Maybe you would, and that's fine, but certainly that means that the 3.0 rules were off for you, too, and that the 3.5 rules moved the game farther from that abstraction to a more concrete representation of the differences between weapons. That may be a problem for you, but certainly you can understand that people like the aspect of the game that shows the difference between an axe and a sword just like they like the apsect of the game that shows the difference between a druid and a cleric, or a sorcerer and a wizard.
Thing is, gaining this insight takes years, which is why only fighters can wield all simple and martial weapons. They didn't spend the same amount of time with each weapon. They learned the larger weapons first, then applied those tactics to the smaller blades. Later weapons took less time to master. Heck, most fighters probably have never seen most of the weapons in the PHB, yet they can use them.
Well, that's one interpretation, but it definately doesn't have to be the only.

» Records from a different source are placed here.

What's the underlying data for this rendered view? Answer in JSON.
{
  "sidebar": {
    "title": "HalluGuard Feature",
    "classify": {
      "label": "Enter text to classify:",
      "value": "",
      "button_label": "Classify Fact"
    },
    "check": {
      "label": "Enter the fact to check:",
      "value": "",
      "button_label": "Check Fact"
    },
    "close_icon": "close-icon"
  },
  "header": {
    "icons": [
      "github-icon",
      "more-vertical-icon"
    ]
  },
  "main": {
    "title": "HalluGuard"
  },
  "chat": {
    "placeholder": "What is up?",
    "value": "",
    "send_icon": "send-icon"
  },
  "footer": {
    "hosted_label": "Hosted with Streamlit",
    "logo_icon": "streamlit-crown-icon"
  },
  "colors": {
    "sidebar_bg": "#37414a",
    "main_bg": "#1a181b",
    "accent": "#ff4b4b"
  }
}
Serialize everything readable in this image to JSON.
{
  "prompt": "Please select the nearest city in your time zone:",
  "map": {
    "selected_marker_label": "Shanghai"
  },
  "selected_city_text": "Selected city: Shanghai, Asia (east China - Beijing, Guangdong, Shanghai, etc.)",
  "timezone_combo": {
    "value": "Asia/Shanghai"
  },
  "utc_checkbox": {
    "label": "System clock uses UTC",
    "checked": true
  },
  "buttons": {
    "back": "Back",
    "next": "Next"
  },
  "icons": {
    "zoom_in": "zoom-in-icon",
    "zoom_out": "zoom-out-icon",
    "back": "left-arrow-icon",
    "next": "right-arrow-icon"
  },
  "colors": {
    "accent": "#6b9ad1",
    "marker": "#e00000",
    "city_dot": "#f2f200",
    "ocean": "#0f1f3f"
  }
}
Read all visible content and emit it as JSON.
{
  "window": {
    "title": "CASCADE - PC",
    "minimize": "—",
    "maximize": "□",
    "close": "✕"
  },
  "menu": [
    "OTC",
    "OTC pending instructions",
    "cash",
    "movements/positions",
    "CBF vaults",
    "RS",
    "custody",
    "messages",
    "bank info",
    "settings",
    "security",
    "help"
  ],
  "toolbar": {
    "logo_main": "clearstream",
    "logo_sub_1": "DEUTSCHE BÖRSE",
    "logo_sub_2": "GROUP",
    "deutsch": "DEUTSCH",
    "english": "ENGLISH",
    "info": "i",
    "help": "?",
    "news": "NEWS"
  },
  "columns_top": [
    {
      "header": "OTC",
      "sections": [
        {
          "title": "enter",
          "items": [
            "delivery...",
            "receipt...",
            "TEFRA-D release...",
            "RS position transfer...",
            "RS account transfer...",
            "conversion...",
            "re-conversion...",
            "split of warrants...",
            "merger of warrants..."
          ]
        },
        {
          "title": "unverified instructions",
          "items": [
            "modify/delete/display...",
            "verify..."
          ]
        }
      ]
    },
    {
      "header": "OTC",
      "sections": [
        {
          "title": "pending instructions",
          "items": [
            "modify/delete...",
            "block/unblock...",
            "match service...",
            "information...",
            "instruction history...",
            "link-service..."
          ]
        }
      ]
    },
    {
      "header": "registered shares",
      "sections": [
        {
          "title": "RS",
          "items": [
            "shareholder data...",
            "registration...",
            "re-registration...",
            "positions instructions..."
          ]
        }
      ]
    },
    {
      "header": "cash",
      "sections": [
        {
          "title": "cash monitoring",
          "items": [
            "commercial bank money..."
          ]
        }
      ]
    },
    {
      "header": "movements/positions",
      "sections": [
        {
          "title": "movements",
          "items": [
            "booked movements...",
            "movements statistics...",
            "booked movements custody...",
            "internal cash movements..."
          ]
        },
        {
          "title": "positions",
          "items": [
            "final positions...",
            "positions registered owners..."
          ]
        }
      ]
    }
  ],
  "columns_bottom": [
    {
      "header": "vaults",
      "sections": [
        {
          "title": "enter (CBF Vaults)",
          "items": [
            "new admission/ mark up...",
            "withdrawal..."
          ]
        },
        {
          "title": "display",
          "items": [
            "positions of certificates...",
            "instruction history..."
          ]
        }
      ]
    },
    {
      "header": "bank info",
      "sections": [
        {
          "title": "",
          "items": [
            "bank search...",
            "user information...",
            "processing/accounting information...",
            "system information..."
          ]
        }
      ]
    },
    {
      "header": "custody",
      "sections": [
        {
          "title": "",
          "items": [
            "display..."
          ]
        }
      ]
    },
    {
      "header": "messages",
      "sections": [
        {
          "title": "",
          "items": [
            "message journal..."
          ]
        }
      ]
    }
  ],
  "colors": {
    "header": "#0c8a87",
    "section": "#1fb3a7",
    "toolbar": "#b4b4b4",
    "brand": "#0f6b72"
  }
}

I'd argue that no, they did spend the same about of time with each weapon. While wizards learned to break the laws of time and space, fighters could certainly educate themselves on the subtle differences between a greatsword and a longsword. This is why they have a higher attack bonus than wizards -- they know the weapons and the difference between them to such an extent that they can use the weapons better to hit enemies better.
The weapons in the PHB are all available in any town with a high enough GP limit, and even the smallest towns have enough GP to accomodate the vast majority of the weapons. So unless you're using DM fiat, no, fighters have seen the vast majority of the weapons in the PHB, and have trained with them, learning the ins and outs of these weapons as they learn the ins and outs of heavy armors and shield use.
The Fighter class, like any other class, represents a lifetime of skill in their first level. The weapons they learn are not just swung around in two different ways, but are tools used for their appropriate tasks. You don't use a longsword for the same thing you use a hammer for. The abstraction that you recommend would equalize the two, and that's a level of abstraction that would remove some of the strategic fun of the game, and some of the verismilitude inherent in the rules.